When asked about the same matter by ABC’s Four Corners, he said “No. No. He was an Aboriginal in a very drunken state or very groggy state. That’s all I knew him as.”

This is only one of several instances in which naked racism was revealed by the Four Corners report.

Regarding the vehicle in which Ward was transported, the coroner said “in my view any reasonably compassionate person who viewed the prisoner pod in which the deceased was transported would be shocked by its appearance”.

The coroner wrote: “In my view it is a disgrace that a prisoner in the 21st century, particularly a prisoner who had not been convicted of any crime, was transported for a long distance in high temperatures in this pod.”

Further: “The photographs taken of the pod do not adequately depict its appearance and make it appear larger, brighter and less unpleasant than it was on inspection by the court.”

Clearly, it was racist prejudice from many of the people involved that contributed to this outrage.

This racism comes on top of a general prejudice against prisoners, and a disregard for their human rights.

Privatisation

Another factor that contributed to this outrage was the fact that the “custodial services” were provided by the private corporation Global Solutions Limited — now known as G4S.

On June 15 — 17 months after the event — G4S sacked the two officers who transported Ward.

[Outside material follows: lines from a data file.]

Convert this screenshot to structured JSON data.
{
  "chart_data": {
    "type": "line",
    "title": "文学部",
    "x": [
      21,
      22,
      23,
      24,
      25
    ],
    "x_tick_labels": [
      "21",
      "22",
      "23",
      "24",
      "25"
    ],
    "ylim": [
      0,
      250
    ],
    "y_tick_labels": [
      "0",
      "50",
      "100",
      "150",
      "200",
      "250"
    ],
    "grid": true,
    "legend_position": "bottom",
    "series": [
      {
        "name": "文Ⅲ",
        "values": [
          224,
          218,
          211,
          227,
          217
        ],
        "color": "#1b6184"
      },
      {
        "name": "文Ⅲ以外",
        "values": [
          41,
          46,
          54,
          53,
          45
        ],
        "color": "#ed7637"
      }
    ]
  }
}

However, they were still using the same fleet of aged prisoner transport vehicles that were the subject of damning reports by the inspector of custodial services in 2001 and then again in 2007.

The 2001 report contained a quote from a prison officer that “the vehicles are not fit for humans to be transported in — we are just waiting for a death to happen”.

Despite this, G4S is trying to shift all the blame on to the individual employees alone.

The June 19 Australian reported that “[G4S director of public affairs Tim] Hall said while the company accepted it had failed in its duty of care, it was the two officers who were responsible for Ward’s death”.

By contrast, the coroner found that G4S and the Department of Corrective Services, as well as the two prison officers, had all contributed to his death.

While the two officers should be held responsible for their negligence, the big fish in the department and G4S should not be let off the hook for their parts in this crime. In particular, all privatisation of prisons and prisoner transport must be halted and reversed.

Furthermore, the government should immediately implement the recommendations of the 1991 Royal Commission into Black Deaths in Custody to ensure such tragedies never happen again.